Yes, because there are only two races. There are only two major ethic groups affected by racism in the United States, and the one other that is mentioned is in relation to the first! What about biracial people? What about everyone else in this fucking country, because all of us, not just the whites and the blacks, are affected when racism permeates things like the media?

The irony of this article would make me laugh if it didn’t really make me want to cry.

The Stories We’ll Tell.

Everyone knows what happened five years ago today.
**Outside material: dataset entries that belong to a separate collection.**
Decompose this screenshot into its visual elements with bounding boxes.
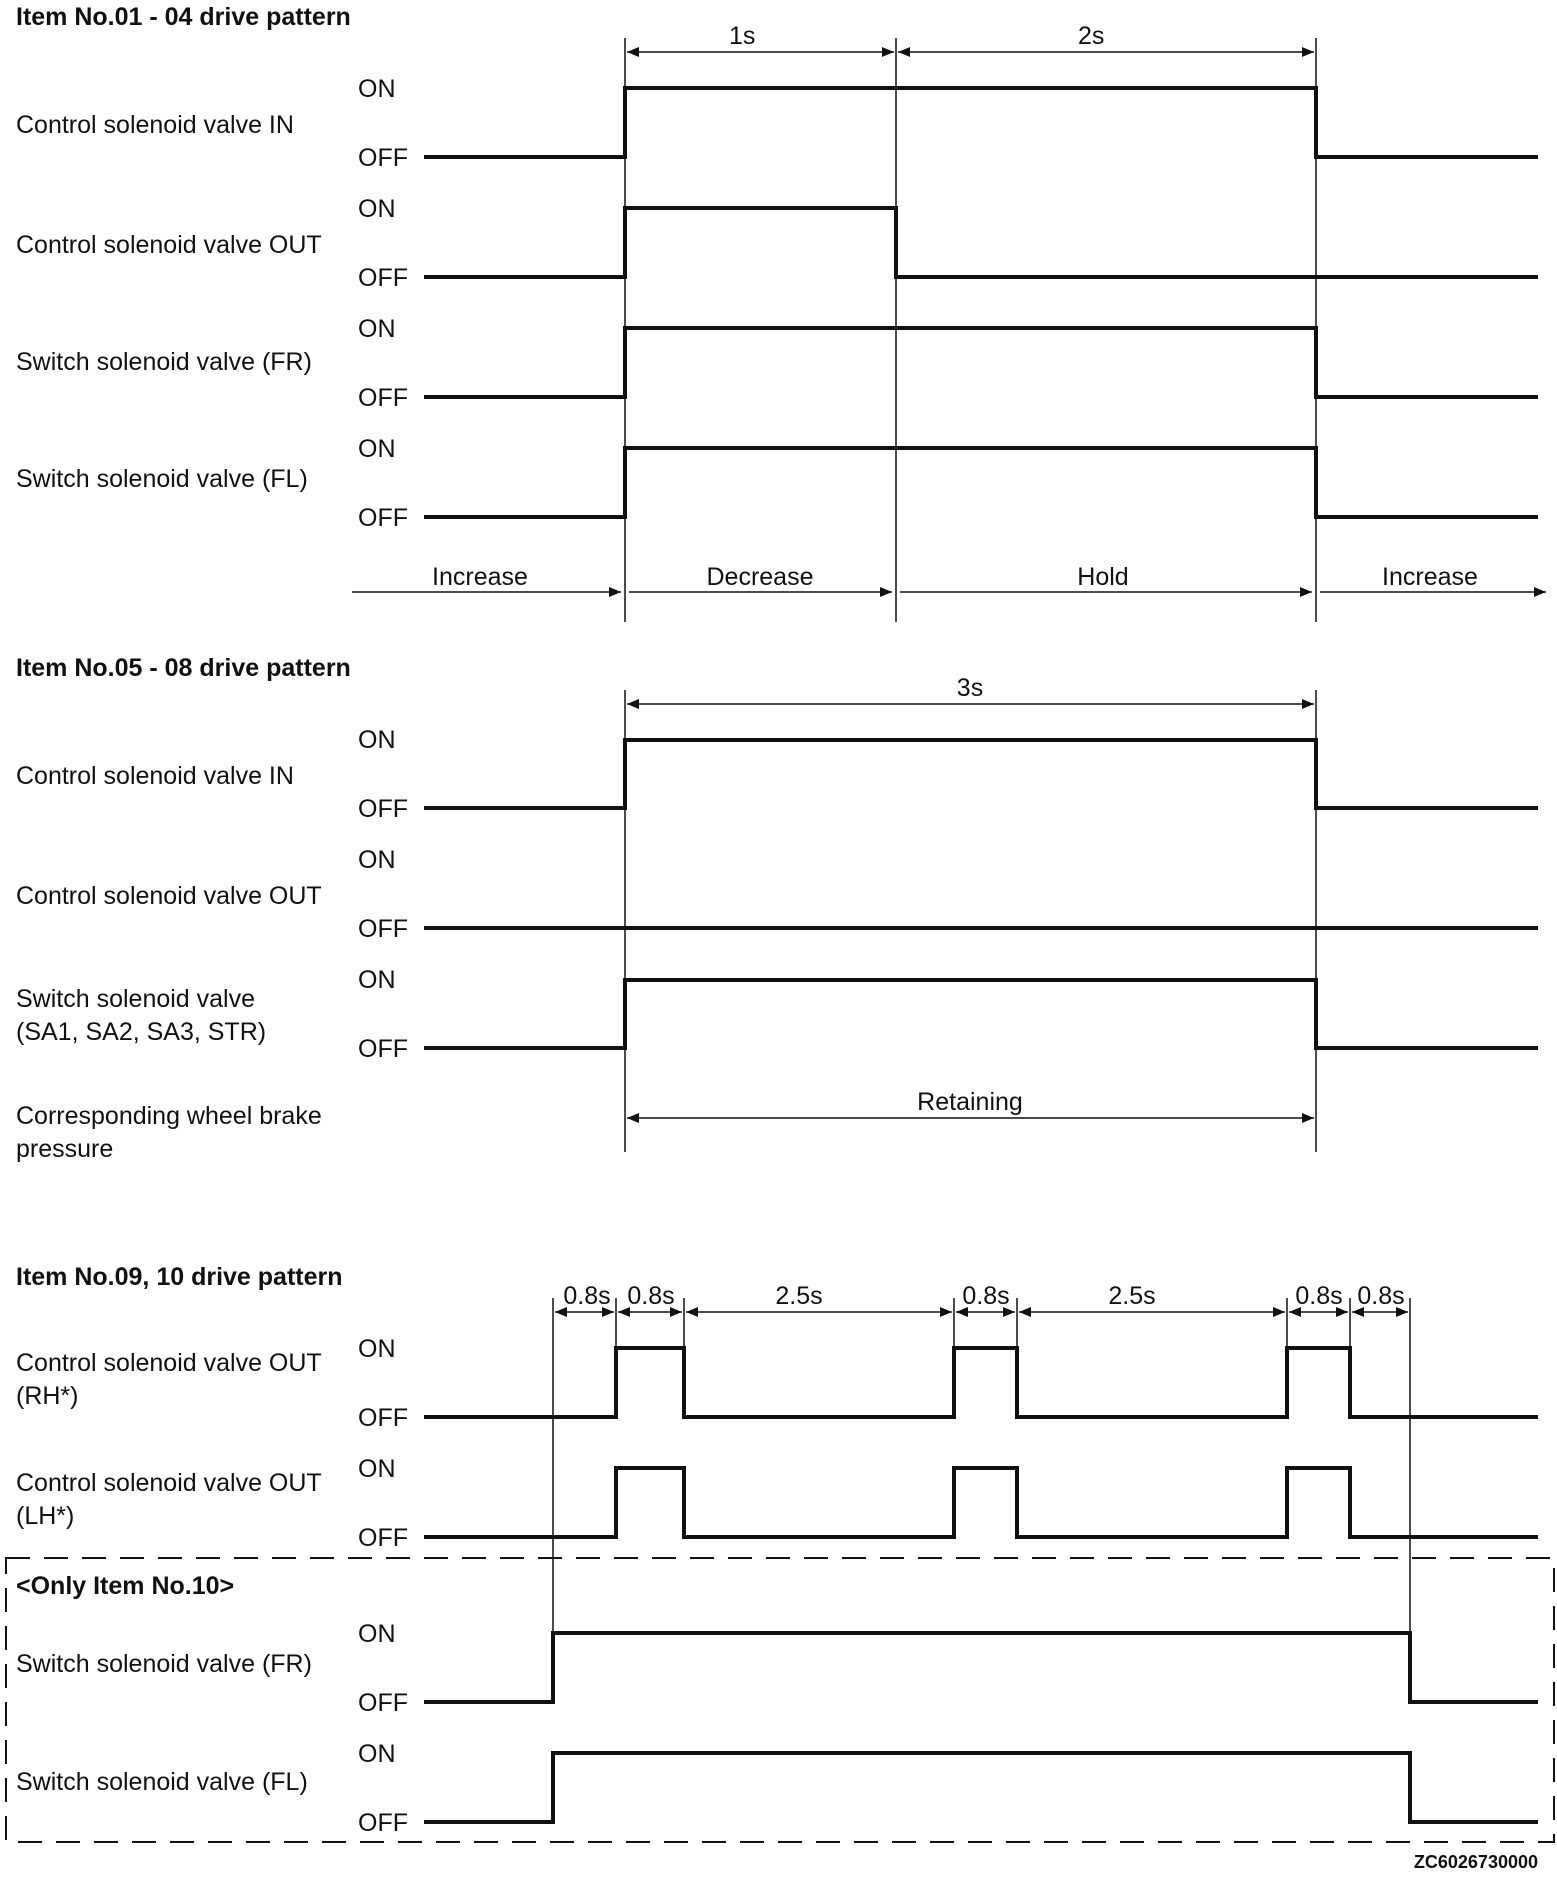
signal-label-control-out-rh: Control solenoid valve OUT [16,1349,322,1377]
signal-label-switch-sa: Switch solenoid valve [16,985,255,1013]
section3-title: Item No.09, 10 drive pattern [16,1263,343,1291]
signal-label-switch-fl: Switch solenoid valve (FL) [16,1768,308,1796]
signal-label-control-out-rh-line2: (RH*) [16,1382,79,1410]
waveform-control-in [424,738,1538,810]
duration-label: 0.8s [1295,1282,1342,1310]
waveform-control-out [424,206,1538,279]
section-item-05-08: Item No.05 - 08 drive pattern 3s Control… [16,654,1538,1163]
phase-label-hold: Hold [1077,563,1128,591]
section-item-09-10: Item No.09, 10 drive pattern 0.8s 0.8s 2… [5,1263,1555,1843]
signal-label-control-out: Control solenoid valve OUT [16,882,322,910]
duration-label: 0.8s [1357,1282,1404,1310]
waveform-switch-fr [424,1631,1538,1704]
off-label: OFF [358,504,408,532]
off-label: OFF [358,144,408,172]
on-label: ON [358,75,396,103]
waveform-switch-sa [424,978,1538,1050]
off-label: OFF [358,1689,408,1717]
waveform-control-out-rh [424,1346,1538,1419]
signal-label-control-out: Control solenoid valve OUT [16,231,322,259]
phase-label-decrease: Decrease [707,563,814,591]
on-label: ON [358,966,396,994]
dashed-box-border [5,1557,1555,1843]
signal-label-control-in: Control solenoid valve IN [16,111,294,139]
on-label: ON [358,1620,396,1648]
signal-label-switch-fr: Switch solenoid valve (FR) [16,1650,312,1678]
waveform-control-in [424,86,1538,159]
off-label: OFF [358,795,408,823]
pressure-label-line2: pressure [16,1135,113,1163]
waveform-switch-fl [424,1751,1538,1824]
waveform-control-out-lh [424,1466,1538,1539]
on-label: ON [358,315,396,343]
figure-code: ZC6026730000 [1414,1852,1538,1872]
off-label: OFF [358,264,408,292]
on-label: ON [358,1455,396,1483]
duration-label-2s: 2s [1078,22,1104,50]
off-label: OFF [358,1809,408,1837]
retaining-label: Retaining [917,1088,1023,1116]
duration-label-3s: 3s [957,674,983,702]
off-label: OFF [358,1035,408,1063]
on-label: ON [358,1740,396,1768]
off-label: OFF [358,1404,408,1432]
on-label: ON [358,1335,396,1363]
signal-label-control-in: Control solenoid valve IN [16,762,294,790]
waveform-switch-fr [424,326,1538,399]
duration-label: 0.8s [962,1282,1009,1310]
signal-label-control-out-lh: Control solenoid valve OUT [16,1469,322,1497]
off-label: OFF [358,384,408,412]
on-label: ON [358,435,396,463]
only-item-10-box: <Only Item No.10> Switch solenoid valve … [5,1557,1555,1843]
signal-label-switch-fl: Switch solenoid valve (FL) [16,465,308,493]
phase-label-increase: Increase [432,563,528,591]
section2-title: Item No.05 - 08 drive pattern [16,654,351,682]
on-label: ON [358,195,396,223]
off-label: OFF [358,1524,408,1552]
section-item-01-04: Item No.01 - 04 drive pattern 1s 2s Cont… [16,3,1546,622]
signal-label-control-out-lh-line2: (LH*) [16,1502,74,1530]
off-label: OFF [358,915,408,943]
pressure-label: Corresponding wheel brake [16,1102,322,1130]
signal-label-switch-sa-line2: (SA1, SA2, SA3, STR) [16,1018,266,1046]
on-label: ON [358,846,396,874]
duration-label: 2.5s [775,1282,822,1310]
on-label: ON [358,726,396,754]
duration-label: 2.5s [1108,1282,1155,1310]
duration-label-1s: 1s [729,22,755,50]
signal-label-switch-fr: Switch solenoid valve (FR) [16,348,312,376]
duration-label: 0.8s [563,1282,610,1310]
waveform-switch-fl [424,446,1538,519]
phase-label-increase-2: Increase [1382,563,1478,591]
duration-label: 0.8s [627,1282,674,1310]
section1-title: Item No.01 - 04 drive pattern [16,3,351,31]
dashed-box-title: <Only Item No.10> [16,1572,234,1600]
This is what you might not know what happened and why, despite the horror of today, I’ll always hold the memories of today in a special corner of my heart. I wrote about it a little bit last year, about how I drove down to New Haven to pick up a battered Josh, dusty from the remains of the World Trade Center, who had fled New York City after being awakened by a plane crashing into the building where he’d recently bought books for class. I remember him telling me that he thought it was a thunderstorm, so he’d jumped out of bed and unplugged everything, before he realized it was clear out. He lived three blocks away from the towers.

I, on the other hand, was safe in my suburb in Connecticut, worried like hell about Josh, who’d just the weekend before spent the weekend with me.

Today, the world stops momentarily to remember the deceased on September 11th. On the internet are stories upon stories of people who died, people who lived, people who have disappeared since that fateful day in 2001. How dare we only stop on September 11th, I want to shout out. Every time I look at Josh and see Matthew, who wasn’t even a glimmer in our eyes back in 2001, I think of how fucking close I was to not having the life I have before me right now. My life would be so different right now, if Josh hadn’t fled New York, and fled into my life for good.

He once asked me when I knew I loved him. It was on the evening of September 11th, as we lay in bed really late that night, after having eaten a crappy Domino’s pizza – the only delivery place in my suburb delivering that evening. The lights were out and we lay there, he in my arms. I don’t remember exactly what he said to me, but his voice was quiet and he told me about his day. I knew right then that I loved him, and that I’d always love him.

So today, I haven’t turned the television on (which, frankly, is less grand sounding than it ought to – we usually only watch the television in order to watch DVDs). I clicked on cnn.com but left. I haven’t focused on the losses on September 11th, because I am one of the lucky ones. I gained a family that day.

I’ll never, ever forget everything else that’s happened on that date, because I have a son, a son who wasn’t alive but needs to know what happened. One day when he’s older, he’ll learn in school about the events of September 11th and he’ll come home and sit on his father’s lap and ask him, “Where were you on September 11th, 2001?” and he’ll need to be ready to hear that story. And then I’ll take him onto my lap and tell him mine.